Met name bij huurwoningen in de grote steden is illegale onderverhuur een groot probleem. Er is een recente ontwikkeling waarneembaar om dit tegen te gaan. Verhuurders nemen een boetebeding op in de algemene huurvoorwaarden. Het Gerechtshof Amsterdam heeft zich onlangs uitgelaten over de geldigheid van een dergelijk boetebeding (Gerechtshof Amsterdam, 21 februari 2012 LJN BV 6647). De verhuurder had in de onderhavige procedure gesteld dat aan haar vordering ten grondslag gelegd moest worden dat de woning vanaf het begin van de huurovereenkomst tot en met de dag van de politie-inval, door de huurder was onderverhuurd.

Functie boetebeding

Eén van de geschilpunten in hoger beroep betrof de vraag of het boetebeding in de algemene huurvoorwaarden oneerlijk en onredelijk bezwarend is.
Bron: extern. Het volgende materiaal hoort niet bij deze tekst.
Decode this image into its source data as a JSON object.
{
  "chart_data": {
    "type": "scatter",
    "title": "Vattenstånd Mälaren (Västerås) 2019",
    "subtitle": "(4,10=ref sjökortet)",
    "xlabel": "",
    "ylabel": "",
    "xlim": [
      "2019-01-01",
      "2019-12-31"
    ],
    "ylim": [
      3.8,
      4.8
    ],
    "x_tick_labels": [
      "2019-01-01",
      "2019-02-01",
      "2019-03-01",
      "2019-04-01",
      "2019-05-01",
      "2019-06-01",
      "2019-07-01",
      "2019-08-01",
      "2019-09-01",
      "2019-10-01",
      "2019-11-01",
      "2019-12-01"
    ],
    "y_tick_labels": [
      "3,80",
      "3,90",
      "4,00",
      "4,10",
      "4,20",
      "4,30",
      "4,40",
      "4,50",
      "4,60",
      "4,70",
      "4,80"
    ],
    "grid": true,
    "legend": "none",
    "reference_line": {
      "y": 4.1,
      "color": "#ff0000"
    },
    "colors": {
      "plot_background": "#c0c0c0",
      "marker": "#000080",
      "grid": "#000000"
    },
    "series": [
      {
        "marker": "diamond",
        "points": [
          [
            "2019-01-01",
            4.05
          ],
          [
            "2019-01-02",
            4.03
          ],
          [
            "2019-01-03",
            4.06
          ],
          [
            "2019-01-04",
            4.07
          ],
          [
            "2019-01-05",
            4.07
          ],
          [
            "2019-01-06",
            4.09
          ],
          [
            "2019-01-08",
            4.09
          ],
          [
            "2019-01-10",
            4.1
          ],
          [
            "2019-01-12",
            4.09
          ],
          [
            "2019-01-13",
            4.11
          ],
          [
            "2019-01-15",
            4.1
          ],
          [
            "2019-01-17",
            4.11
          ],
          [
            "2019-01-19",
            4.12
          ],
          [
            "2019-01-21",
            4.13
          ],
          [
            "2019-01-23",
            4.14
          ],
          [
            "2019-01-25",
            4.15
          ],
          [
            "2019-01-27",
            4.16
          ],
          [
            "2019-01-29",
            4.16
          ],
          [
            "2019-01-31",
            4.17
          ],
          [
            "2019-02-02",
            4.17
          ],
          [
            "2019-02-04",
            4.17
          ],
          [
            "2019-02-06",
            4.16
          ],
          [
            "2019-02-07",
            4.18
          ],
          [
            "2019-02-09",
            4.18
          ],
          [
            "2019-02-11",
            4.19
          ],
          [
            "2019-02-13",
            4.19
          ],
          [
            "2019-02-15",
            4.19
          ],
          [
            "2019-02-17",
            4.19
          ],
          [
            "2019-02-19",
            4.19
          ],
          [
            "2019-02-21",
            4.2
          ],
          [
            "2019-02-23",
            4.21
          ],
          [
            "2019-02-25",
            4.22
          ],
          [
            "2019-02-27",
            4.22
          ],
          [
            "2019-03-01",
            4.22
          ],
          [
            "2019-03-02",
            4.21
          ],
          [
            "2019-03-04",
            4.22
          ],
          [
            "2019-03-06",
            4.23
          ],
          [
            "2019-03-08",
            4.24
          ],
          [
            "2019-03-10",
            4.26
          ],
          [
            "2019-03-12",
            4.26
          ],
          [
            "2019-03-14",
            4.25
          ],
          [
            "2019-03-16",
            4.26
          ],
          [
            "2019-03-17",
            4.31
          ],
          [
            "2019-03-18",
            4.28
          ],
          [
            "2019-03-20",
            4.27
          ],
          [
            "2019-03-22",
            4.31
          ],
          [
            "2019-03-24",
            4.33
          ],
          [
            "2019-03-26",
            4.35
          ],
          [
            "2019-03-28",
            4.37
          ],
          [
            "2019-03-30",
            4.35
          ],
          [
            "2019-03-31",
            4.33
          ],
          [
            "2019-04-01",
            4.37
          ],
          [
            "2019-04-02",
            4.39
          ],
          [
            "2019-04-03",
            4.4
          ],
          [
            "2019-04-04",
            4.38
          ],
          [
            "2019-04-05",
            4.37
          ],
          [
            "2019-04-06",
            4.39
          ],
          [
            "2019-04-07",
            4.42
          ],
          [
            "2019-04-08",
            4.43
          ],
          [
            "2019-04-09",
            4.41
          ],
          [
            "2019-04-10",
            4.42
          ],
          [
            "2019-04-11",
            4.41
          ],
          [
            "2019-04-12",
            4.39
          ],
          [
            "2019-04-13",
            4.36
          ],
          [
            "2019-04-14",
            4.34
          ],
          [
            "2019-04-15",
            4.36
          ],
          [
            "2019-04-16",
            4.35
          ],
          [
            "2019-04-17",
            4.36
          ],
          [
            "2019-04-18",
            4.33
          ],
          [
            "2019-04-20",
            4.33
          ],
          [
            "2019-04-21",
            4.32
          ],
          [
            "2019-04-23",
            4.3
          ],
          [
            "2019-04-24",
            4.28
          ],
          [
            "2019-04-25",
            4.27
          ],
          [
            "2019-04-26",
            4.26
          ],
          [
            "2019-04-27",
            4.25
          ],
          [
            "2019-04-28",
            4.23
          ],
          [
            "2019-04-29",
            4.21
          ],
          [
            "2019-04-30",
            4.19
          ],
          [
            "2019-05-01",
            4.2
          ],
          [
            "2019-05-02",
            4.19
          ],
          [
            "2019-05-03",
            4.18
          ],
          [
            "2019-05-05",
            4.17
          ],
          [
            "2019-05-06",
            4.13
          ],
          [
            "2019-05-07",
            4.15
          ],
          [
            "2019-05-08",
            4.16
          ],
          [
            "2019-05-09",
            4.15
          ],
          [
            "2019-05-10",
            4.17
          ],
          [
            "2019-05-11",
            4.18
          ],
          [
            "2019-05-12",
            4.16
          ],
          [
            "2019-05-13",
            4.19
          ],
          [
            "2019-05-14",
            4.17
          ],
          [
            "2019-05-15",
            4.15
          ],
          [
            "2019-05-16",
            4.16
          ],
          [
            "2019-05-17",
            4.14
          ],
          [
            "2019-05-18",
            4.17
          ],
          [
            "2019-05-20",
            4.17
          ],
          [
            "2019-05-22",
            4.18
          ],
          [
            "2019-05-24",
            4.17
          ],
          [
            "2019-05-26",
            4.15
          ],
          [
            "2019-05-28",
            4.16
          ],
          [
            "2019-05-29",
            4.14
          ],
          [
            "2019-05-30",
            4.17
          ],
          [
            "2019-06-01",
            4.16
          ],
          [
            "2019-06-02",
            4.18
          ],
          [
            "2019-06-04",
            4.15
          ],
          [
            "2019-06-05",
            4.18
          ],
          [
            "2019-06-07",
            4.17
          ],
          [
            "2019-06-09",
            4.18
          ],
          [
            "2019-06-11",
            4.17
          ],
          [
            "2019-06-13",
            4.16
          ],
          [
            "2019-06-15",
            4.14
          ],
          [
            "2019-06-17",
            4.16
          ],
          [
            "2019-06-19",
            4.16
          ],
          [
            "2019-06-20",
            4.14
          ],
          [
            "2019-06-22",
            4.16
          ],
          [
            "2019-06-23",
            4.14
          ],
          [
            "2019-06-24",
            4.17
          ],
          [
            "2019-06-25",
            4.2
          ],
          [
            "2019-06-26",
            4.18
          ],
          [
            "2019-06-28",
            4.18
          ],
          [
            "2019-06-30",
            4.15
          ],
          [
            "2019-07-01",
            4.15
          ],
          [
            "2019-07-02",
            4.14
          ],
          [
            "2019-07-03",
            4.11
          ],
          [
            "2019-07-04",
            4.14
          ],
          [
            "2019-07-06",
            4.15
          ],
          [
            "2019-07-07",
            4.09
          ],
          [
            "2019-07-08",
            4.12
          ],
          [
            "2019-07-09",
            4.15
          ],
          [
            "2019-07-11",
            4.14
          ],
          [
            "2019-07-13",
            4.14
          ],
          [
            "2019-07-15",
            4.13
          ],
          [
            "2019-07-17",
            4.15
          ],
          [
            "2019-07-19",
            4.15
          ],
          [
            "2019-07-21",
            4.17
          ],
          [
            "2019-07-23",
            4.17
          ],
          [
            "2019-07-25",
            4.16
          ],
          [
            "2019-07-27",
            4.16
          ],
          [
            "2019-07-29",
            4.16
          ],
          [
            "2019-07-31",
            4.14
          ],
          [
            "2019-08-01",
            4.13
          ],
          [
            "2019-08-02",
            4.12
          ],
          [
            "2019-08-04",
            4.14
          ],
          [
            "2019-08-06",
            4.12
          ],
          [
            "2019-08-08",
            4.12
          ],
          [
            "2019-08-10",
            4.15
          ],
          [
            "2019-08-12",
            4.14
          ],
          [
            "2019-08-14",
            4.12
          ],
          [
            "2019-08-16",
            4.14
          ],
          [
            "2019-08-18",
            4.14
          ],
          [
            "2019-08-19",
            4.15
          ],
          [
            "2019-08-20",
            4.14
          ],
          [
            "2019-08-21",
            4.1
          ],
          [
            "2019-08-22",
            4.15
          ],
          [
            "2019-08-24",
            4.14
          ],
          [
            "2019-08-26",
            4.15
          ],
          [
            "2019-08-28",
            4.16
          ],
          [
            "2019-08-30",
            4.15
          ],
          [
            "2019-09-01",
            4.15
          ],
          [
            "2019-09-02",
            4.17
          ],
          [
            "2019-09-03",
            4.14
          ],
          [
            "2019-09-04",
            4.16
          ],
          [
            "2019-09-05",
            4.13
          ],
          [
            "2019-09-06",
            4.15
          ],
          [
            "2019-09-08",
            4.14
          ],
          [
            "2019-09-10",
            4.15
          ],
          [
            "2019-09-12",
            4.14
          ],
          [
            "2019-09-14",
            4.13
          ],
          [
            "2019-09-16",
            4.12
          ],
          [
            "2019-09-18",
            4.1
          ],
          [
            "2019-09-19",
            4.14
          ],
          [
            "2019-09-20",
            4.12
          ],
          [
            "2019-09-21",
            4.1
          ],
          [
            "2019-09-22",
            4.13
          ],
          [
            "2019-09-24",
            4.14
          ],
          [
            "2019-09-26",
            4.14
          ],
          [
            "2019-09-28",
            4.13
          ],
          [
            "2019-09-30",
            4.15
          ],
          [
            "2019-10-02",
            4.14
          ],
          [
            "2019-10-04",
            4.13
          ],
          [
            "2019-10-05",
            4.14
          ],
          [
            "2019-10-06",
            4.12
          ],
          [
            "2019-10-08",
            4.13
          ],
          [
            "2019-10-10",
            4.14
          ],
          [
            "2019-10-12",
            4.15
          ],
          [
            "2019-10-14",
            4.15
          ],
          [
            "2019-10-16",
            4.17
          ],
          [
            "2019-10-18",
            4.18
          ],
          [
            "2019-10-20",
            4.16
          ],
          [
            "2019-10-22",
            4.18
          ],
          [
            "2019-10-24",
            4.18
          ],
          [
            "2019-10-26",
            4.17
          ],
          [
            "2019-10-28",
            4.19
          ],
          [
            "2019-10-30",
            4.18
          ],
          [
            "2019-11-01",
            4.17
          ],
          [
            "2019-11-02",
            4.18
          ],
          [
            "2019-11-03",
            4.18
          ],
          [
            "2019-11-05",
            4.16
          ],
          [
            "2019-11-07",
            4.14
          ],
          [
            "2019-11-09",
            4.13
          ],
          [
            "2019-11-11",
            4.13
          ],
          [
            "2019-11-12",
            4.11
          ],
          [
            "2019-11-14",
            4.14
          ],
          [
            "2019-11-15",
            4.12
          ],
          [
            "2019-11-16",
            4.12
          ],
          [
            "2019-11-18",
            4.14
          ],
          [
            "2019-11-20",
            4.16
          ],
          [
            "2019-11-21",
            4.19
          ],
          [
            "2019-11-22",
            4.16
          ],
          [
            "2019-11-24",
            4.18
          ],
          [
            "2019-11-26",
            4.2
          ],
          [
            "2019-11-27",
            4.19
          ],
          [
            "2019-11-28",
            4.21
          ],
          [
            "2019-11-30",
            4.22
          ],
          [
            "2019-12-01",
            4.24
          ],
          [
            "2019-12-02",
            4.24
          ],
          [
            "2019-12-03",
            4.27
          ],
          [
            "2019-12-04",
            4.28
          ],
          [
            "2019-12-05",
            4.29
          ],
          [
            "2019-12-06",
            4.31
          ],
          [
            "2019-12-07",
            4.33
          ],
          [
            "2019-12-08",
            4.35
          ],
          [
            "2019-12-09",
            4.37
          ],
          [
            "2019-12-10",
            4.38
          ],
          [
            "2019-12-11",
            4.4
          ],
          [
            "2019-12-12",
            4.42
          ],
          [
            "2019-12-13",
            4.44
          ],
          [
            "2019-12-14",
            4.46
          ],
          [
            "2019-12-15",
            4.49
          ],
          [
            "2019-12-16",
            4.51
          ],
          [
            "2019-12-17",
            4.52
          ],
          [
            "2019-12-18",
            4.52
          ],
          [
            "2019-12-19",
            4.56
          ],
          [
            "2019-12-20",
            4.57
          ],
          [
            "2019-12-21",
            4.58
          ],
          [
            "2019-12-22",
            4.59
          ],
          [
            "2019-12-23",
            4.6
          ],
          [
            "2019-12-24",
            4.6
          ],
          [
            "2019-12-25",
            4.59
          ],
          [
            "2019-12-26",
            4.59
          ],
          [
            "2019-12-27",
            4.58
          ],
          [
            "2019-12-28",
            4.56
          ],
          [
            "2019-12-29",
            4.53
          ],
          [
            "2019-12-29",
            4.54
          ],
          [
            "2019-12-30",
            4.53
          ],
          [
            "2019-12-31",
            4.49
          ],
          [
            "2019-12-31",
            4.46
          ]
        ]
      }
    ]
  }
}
De verhuurder heeft daartoe, mijns inziens terecht, aangevoerd dat het bedongen bedrag van ruim € 19.000,- primair niet bedoeld is als schadevergoeding maar als boete, en ertoe dient de huurder ervan te weerhouden de desbetreffende overtreding te plegen. Een boete moet in dat geval per definitie een onevenredig karakter hebben om voldoende prikkel te bieden. Met andere woorden, de boete moet in dat geval bestaan uit een vast bedrag dat voldoende hoog is om de financiële aantrekkelijkheid van het aangaan van illegale onderhuurovereenkomsten wegneemt, alsmede een bedrag per dag om ervoor te zorgen dat een aangegane onderhuurovereenkomst zo snel mogelijk wordt beëindigd.

Leefbaarheid van de buurt

Het Gerechtshof Amsterdam oordeelt dat de verhuurder overtuigend en onbetwist uiteen heeft gezet dat een woningbouwcorporatie groot belang hecht aan de leefbaarheid van de buurten in de stad waarin zij woningen bezit. Voor het bevorderen van die leefbaarheid heeft een verhuurder zicht nodig op de bewoners van haar woningen. Dit ontbreekt bij ongeoorloofde onderverhuur. Volgens het Gerechtshof klemt dit temeer nu er voldoende aanwijzingen zijn dat juist ongeoorloofde onderverhuur dikwijls gepaard gaat met een wijze van bewoning of gebruik van de woning die de leefbaarheid van de buurt en/of de veiligheid van omwonenden in gevaar brengt. Het Gerechtshof begrijpt derhalve dat het boetebeding een instrument is om deze ongeoorloofde onderverhuur te voorkomen. Terzake het boetebeding oordeelt het Gerechtshof dat een boetebedrag van € 2.500,00 plus een boete van € 50,00 per dag voor overtreding van het onderverhuurverbod het evenwicht tussen de uit de huurovereenkomst voortvloeiende rechten en verplichtingen van partijen niet ten nadele van de huurder verstoort. De slotconclusie is derhalve dat het boetebeding niet oneerlijk of onredelijk bezwarend is. Voor vernietiging of nietigverklaring bestaat derhalve geen grond.

Matiging boete

Ook een matigingsverweer van de huurder wordt door het Gerechtshof Amsterdam van de hand gewezen. Volgens vaste rechtspraak dient de rechter deze bevoegdheid met terughoudendheid te hanteren. Matiging is alleen aan de orde als de toepassing van een boetebeding in de gegeven omstandigheden tot een buitensporig en daarom onaanvaardbaar resultaat leidt.

Conclusie

Al met al is dit arrest van het Gerechtshof Amsterdam een bruikbare uitspraak voor de bestrijding van illegale onderhuur. Voor verhuurders is het zeker het overwegen waard om een boetebeding op te nemen in de algemene huurvoorwaarden voor woonruimte.